Cantines bio : "Un enfant qui mange correctement devient un citoyen conscient et responsable"
Par quels produits commencer ? Quelles aides et accompagnements ? Comment maîtriser les coûts ? Les chefs pionniers du bio en restauration collective apportent un éclairage concret, pragmatique et très encourageant pour atteindre l’objectif de 20% de bio dans la restauration collective d’ici janvier 2022, voire le dépasser. Retour sur le webinaire du 25 novembre 2020, organisé dans le cadre du SMCL et introduit par le ministre de l’Agriculture.
Il n’existe pas de recette "clé en main" pour atteindre l’objectif fixé par la loi Egalim de 20% de bio dans les cantines collectives d’ici janvier 2022. Mais les histoires de ceux et celles qui se sont engagés sur cette voie quelques années plus tôt commencent toujours un peu pareil. On introduit d'abord le pain et les produits laitiers puis on intègre "au fil de l’eau" ce qui est disponible en bio et aux alentours : légumes, légumineuses, céréales et souvent, pour finir, la viande, le gros morceau du budget... En tout cas, c’est ce qu’il ressort des témoignages du webinaire "20% de bio en restauration collective : de la loi à la pratique", organisé mercredi 25 novembre 2020 dans le cadre du Salon des maires et des collectivités locales (SMCL).
À Bègles, en Gironde, les 20% de bio ont été atteints dès 2010. Le pourcentage du bio dans les menus culmine aujourd’hui à 65%. Bègles a été la première ville d’Aquitaine à recevoir le label "Bio, territoires engagé", un label porté par les interprofessions bio régionales. Depuis, elle essaime. La ville est aussi membre fondateur du collectif "Un plus Bio", l’association de développement des cantines bio en France. Être dans les bons réseaux, se faire accompagner, favorise, de toute évidence, la démarche.

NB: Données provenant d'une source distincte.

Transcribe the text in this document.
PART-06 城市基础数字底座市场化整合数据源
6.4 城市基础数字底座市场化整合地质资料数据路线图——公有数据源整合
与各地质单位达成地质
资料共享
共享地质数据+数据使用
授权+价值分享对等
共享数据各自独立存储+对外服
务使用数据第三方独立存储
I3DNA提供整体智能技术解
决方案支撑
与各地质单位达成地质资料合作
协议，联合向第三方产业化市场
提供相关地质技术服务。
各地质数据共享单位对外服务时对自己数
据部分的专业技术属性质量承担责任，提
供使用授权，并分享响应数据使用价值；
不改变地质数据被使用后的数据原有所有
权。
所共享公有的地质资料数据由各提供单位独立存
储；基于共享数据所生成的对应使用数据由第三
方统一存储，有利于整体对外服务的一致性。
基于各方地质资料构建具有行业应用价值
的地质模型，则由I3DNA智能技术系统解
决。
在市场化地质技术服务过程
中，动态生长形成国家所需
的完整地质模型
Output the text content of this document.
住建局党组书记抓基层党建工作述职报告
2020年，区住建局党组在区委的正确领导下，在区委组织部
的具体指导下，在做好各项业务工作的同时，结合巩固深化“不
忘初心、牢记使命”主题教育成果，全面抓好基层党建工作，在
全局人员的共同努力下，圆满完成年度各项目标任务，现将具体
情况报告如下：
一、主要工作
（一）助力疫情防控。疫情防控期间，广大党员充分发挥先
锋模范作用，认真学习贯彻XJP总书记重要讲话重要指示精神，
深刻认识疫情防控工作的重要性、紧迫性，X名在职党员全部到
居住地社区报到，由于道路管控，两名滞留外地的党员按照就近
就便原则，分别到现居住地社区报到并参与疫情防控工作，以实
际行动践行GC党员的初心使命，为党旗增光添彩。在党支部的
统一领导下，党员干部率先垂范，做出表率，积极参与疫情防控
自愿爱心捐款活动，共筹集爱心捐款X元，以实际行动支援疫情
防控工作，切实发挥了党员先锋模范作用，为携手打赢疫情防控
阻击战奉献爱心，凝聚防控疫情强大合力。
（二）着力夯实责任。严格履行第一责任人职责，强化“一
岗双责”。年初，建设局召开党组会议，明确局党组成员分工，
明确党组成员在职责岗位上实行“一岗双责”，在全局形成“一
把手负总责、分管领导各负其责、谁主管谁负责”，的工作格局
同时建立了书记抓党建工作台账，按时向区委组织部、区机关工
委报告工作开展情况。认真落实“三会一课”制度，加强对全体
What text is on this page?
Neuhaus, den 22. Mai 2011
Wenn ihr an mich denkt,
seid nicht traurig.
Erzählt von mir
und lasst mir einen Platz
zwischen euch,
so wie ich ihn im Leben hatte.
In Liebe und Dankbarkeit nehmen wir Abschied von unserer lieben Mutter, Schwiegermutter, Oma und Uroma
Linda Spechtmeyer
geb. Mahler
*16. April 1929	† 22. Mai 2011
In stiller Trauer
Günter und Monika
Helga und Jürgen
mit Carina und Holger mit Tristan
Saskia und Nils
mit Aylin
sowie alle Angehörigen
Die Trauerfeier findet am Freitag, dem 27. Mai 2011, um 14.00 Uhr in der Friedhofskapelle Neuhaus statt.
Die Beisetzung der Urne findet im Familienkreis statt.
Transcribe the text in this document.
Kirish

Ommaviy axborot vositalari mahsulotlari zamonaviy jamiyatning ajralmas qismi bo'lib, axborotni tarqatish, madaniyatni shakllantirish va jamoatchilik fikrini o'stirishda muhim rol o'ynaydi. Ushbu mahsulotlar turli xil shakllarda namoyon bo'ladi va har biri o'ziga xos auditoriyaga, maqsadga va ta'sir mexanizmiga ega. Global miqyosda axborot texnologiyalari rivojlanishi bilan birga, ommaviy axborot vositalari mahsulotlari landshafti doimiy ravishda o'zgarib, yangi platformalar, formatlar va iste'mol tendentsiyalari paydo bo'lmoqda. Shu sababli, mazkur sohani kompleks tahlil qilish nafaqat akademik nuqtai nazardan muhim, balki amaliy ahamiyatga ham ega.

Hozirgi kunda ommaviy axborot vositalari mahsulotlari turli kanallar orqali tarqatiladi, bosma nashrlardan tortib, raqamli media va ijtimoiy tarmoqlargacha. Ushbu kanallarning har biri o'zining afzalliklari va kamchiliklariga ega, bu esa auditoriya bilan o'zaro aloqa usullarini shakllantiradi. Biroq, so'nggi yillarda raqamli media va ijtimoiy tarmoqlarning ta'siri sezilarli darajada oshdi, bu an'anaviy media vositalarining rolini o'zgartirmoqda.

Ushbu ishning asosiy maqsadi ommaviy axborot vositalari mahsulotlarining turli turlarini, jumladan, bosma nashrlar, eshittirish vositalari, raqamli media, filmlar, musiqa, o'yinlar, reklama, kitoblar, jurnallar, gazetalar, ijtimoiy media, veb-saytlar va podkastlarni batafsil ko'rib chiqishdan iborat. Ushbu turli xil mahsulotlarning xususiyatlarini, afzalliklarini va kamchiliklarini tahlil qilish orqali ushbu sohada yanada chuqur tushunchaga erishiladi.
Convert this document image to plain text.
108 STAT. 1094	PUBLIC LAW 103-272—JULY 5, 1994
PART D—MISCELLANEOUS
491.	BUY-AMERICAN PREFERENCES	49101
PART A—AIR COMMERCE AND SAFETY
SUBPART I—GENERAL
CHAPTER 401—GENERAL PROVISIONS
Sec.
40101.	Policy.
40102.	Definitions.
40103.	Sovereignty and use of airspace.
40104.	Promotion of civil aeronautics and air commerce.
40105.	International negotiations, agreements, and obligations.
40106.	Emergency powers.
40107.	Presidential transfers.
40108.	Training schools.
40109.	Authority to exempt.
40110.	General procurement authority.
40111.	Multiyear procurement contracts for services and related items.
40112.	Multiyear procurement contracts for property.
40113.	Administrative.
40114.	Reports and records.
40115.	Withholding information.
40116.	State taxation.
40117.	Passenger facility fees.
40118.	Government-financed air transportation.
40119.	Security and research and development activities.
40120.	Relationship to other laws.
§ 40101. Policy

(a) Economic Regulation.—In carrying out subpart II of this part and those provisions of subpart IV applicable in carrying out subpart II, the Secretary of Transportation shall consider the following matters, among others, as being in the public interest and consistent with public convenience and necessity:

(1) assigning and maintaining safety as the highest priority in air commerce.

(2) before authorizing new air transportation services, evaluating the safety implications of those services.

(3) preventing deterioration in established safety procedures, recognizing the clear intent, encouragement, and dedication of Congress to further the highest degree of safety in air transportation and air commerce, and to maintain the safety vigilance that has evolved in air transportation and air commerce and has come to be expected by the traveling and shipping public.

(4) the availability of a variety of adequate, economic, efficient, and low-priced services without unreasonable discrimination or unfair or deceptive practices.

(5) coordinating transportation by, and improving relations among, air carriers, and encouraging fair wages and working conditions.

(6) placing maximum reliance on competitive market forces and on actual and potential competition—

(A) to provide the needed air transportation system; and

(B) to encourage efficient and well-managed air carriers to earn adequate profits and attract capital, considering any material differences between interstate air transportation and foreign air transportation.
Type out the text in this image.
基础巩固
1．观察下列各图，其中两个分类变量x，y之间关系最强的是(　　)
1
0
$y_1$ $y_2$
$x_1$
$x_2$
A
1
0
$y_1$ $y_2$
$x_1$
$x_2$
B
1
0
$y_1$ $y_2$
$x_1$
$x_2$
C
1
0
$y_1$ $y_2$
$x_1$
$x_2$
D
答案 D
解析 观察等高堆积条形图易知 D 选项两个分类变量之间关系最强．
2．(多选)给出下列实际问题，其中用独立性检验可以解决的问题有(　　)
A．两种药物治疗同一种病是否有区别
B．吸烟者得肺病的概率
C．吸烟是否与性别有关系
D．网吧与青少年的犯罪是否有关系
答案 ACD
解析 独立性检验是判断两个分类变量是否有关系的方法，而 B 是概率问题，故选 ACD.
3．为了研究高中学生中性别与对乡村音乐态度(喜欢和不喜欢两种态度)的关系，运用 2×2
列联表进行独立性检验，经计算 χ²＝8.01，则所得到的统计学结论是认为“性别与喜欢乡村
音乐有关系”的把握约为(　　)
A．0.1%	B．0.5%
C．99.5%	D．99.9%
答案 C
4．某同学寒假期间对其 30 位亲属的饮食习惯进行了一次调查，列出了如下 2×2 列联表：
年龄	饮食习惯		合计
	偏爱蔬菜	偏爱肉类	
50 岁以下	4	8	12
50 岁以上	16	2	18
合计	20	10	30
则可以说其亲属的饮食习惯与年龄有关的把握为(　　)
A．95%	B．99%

4,70 euros : "pour avoir une alimentation de qualité, c’est ce prix-là"
"Oui, un produit bio versus un produit conventionnel est plus cher", a-t-il été réaffirmé lors de ce webinaire. Mais en actionnant plusieurs leviers, "on parvient à une maîtrise des coûts". Plus précisément, la maîtrise est "globale", témoigne Nicolas Madet, responsable de la cuisine centrale de Bègles. D’ailleurs, l’Observatoire de la restauration durable confirme que les collectivités qui introduisent 20% de produits bio dans leur menu n’ont pas un coût plus élevé que celles qui n’en introduisent pas. À Bègles, par exemple, le coût "denrée" en moyenne s’élève à 2,20 euros en 2019. Le coût "fabriqué et livré" est de 4,55 euros. Et le coût "restaurant" s'élève à 7,22 euros. Les familles, quant à elles, paient entre 0,76 euro et 5,88 euros. Des prix que Nicolas Madet estime dans la moyenne. À titre de comparaison, à Bruz, les prix sont sensiblement identiques : 2,40 euros pour le coût "denrées" et 4,70 euros pour le "fabriqué et livré". Ces prix sont "cohérents", estiment les professionnels, assurant que "pour avoir une alimentation de qualité, il faut mettre ce prix-là".
Pour maîtriser le budget, donc, plusieurs leviers sont actionnés. Le principal consiste à lutter contre le gaspillage alimentaire, rappelle Nicolas Madet. Il y a 4 ans, sa cantine jetait autant que les autres - entre 125 et 130 g par personne par repas. Aujourd’hui, elle affiche fièrement une moyenne inférieure à 90 g. "C’est d’abord une politique voulue par les élus", rappelle le responsable de la cuisine de Bègles. La ville de Bègles recourt également aux accord-cadres, ce qui lui permet de "sélectionner des produits en fonction de leur origine", et aux regroupement pour les achats, "pour créer des marges de manœuvre sur le coût unitaire des denrées". Autre levier évoqué : recourir le moins possible aux produits de l’industrie agroalimentaire pour favoriser "une cuisine authentique". Pour avoir un ordre de grandeur, à Bègles, sur un budget de 850.000 euros d’enveloppe alimentaire, la quatrième (1) et la cinquième gamme (2), soit les produits les plus transformés, représentent moins de 10.000 euros par an. Par ailleurs, l’utilisation de protéines autres que celles de la viande permet de dégager des marges de manœuvre financières. À Bègles, désormais, "tout le monde a accès à une offre alternative à la viande via une réservation sur Internet", précise Nicolas Madet.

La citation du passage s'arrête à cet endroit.